The knock on renewables has always been that the sun doesn’t always shine and the wind doesn’t always blow, but you always want the lights to go on when you flip the switch.

Now, however, as battery technology improves, PacifiCorp for the first time identified storage projects as a key part of its future, with plans to build 600 megawatts of storage by 2025 and 2,800 megawatts by 2038.

Those batteries can only store a few hours of electricity, but as that storage capacity gets longer and longer, renewables can start filling that coveted “baseload” need. The point being that — again, because of market forces — the move away from coal and gas will not slow down and, if anything, will accelerate dramatically.

Another factor that could speed the demise of coal would be putting an additional price on carbon — making corporations pay a fee for their greenhouse gas emissions — something most of the Democratic presidential candidates have proposed and environmental groups have supported for years.

Pacificorp forecast what this kind of “social cost” of carbon would mean and the results, predictably, were an even more rapid move to solar and wind and a larger reduction in harmful emissions.

Yes, ratepayers would pay more, but aggressive action is needed to stave off the looming climate threat, and the Pacificorp modeling shows, without question, that targeted policies can have a profound effect in meeting the greenhouse gas targets that scientists globally say are needed.

(Matt Young | AP file photo) A wind turbine farm owned by PacifiCorp near Glenrock, Wyo., is seen May 6, 2013. Western U.S. electrical utility PacifiCorp plans to move faster away from coal-fired power while getting more juice from the sun and wind, the company announced Thursday, Oct. 3, 2019.

This transition away from coal is not painless, obviously. Communities in several states that have relied for generations on coal are already hurting.

In Wyoming, for example, where the shuttering of coal plants had been a ways off, but now is suddenly imminent, Gov. Mark Gordon tweeted that he was “personally disappointed” with PacifiCorp’s plans.

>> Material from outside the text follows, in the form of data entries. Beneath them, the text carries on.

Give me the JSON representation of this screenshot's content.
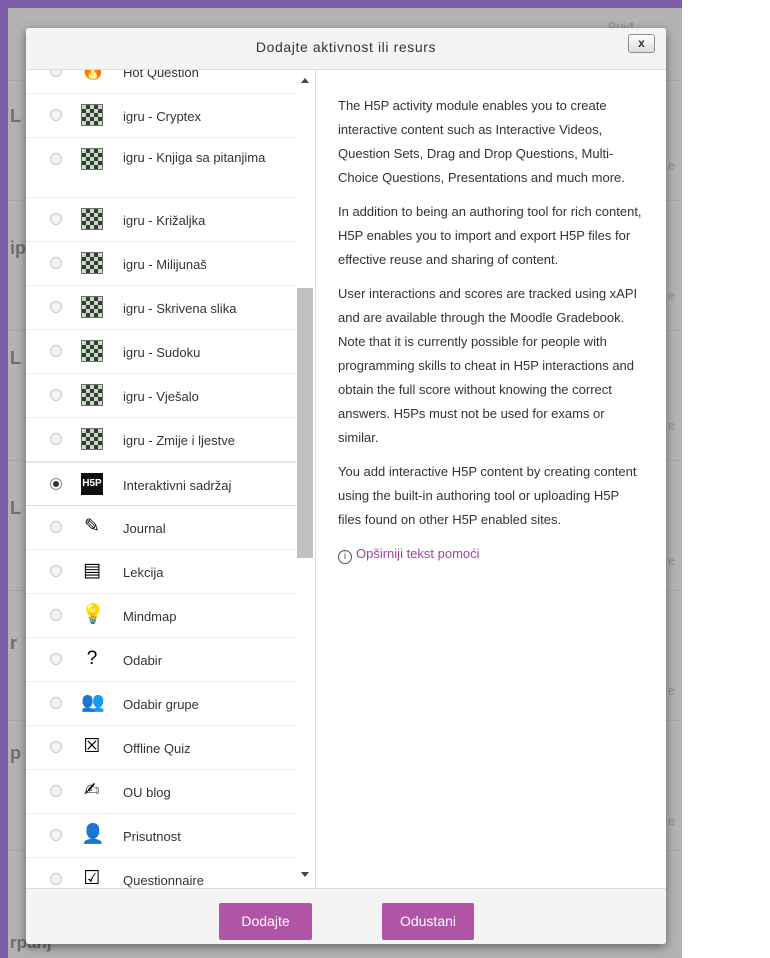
{
  "background": {
    "left_letters": [
      "L",
      "ip",
      "L",
      "L",
      "r",
      "p"
    ],
    "right_fragment": "e",
    "top_right_fragment": "Pređ",
    "bottom_text": "rpanj"
  },
  "dialog": {
    "title": "Dodajte aktivnost ili resurs",
    "close_label": "x"
  },
  "options": [
    {
      "label": "Hot Question",
      "icon": "hot-question-icon"
    },
    {
      "label": "igru - Cryptex",
      "icon": "game-icon"
    },
    {
      "label": "igru - Knjiga sa pitanjima",
      "icon": "game-icon"
    },
    {
      "label": "igru - Križaljka",
      "icon": "game-icon"
    },
    {
      "label": "igru - Milijunaš",
      "icon": "game-icon"
    },
    {
      "label": "igru - Skrivena slika",
      "icon": "game-icon"
    },
    {
      "label": "igru - Sudoku",
      "icon": "game-icon"
    },
    {
      "label": "igru - Vješalo",
      "icon": "game-icon"
    },
    {
      "label": "igru - Zmije i ljestve",
      "icon": "game-icon"
    },
    {
      "label": "Interaktivni sadržaj",
      "icon": "h5p-icon",
      "icon_text": "H5P",
      "selected": true
    },
    {
      "label": "Journal",
      "icon": "journal-icon"
    },
    {
      "label": "Lekcija",
      "icon": "lesson-icon"
    },
    {
      "label": "Mindmap",
      "icon": "mindmap-icon"
    },
    {
      "label": "Odabir",
      "icon": "choice-icon"
    },
    {
      "label": "Odabir grupe",
      "icon": "group-choice-icon"
    },
    {
      "label": "Offline Quiz",
      "icon": "offline-quiz-icon"
    },
    {
      "label": "OU blog",
      "icon": "blog-icon"
    },
    {
      "label": "Prisutnost",
      "icon": "attendance-icon"
    },
    {
      "label": "Questionnaire",
      "icon": "questionnaire-icon"
    }
  ],
  "help": {
    "paragraphs": [
      "The H5P activity module enables you to create interactive content such as Interactive Videos, Question Sets, Drag and Drop Questions, Multi-Choice Questions, Presentations and much more.",
      "In addition to being an authoring tool for rich content, H5P enables you to import and export H5P files for effective reuse and sharing of content.",
      "User interactions and scores are tracked using xAPI and are available through the Moodle Gradebook. Note that it is currently possible for people with programming skills to cheat in H5P interactions and obtain the full score without knowing the correct answers. H5Ps must not be used for exams or similar.",
      "You add interactive H5P content by creating content using the built-in authoring tool or uploading H5P files found on other H5P enabled sites."
    ],
    "more_help_link": "Opširniji tekst pomoći"
  },
  "footer": {
    "add_label": "Dodajte",
    "cancel_label": "Odustani"
  },
  "colors": {
    "frame": "#7b5ea7",
    "button": "#b154a6",
    "link": "#a1469e"
  }
}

“The early closure of coal-fired power units and the associated mines is a blow to the people of Wyoming,” Gordon said. “My focus now is on the workers and the communities that will be impacted by this announcement.”

Utah’s coal country, however, has more time to react than Wyoming’s. As I mentioned, PacifiCorp currently plans to operate coal plants in Utah until 2042. But, again, those dates will almost certainly be moved up, and the company’s forecast should serve as a warning to get serious about a post-coal future.

Utah’s economy is also more diversified than Wyoming’s and, as I wrote back in June, the state is getting a jump on it, with its Coal Country Strike Force, based at the University of Utah and focused on four crucial areas — growing tech opportunities, controlling housing prices, bolstering the tourism economy and incentivizing business development.

The blueprint was recently named one of the top plans to help middle America in the America Ideas Challenge and is worth putting more resources behind.

Because what PacifiCorp clearly showed us this week is that our energy future will be greener than our past and it’s time for the rest of Utah to embrace and even work to accelerate that change.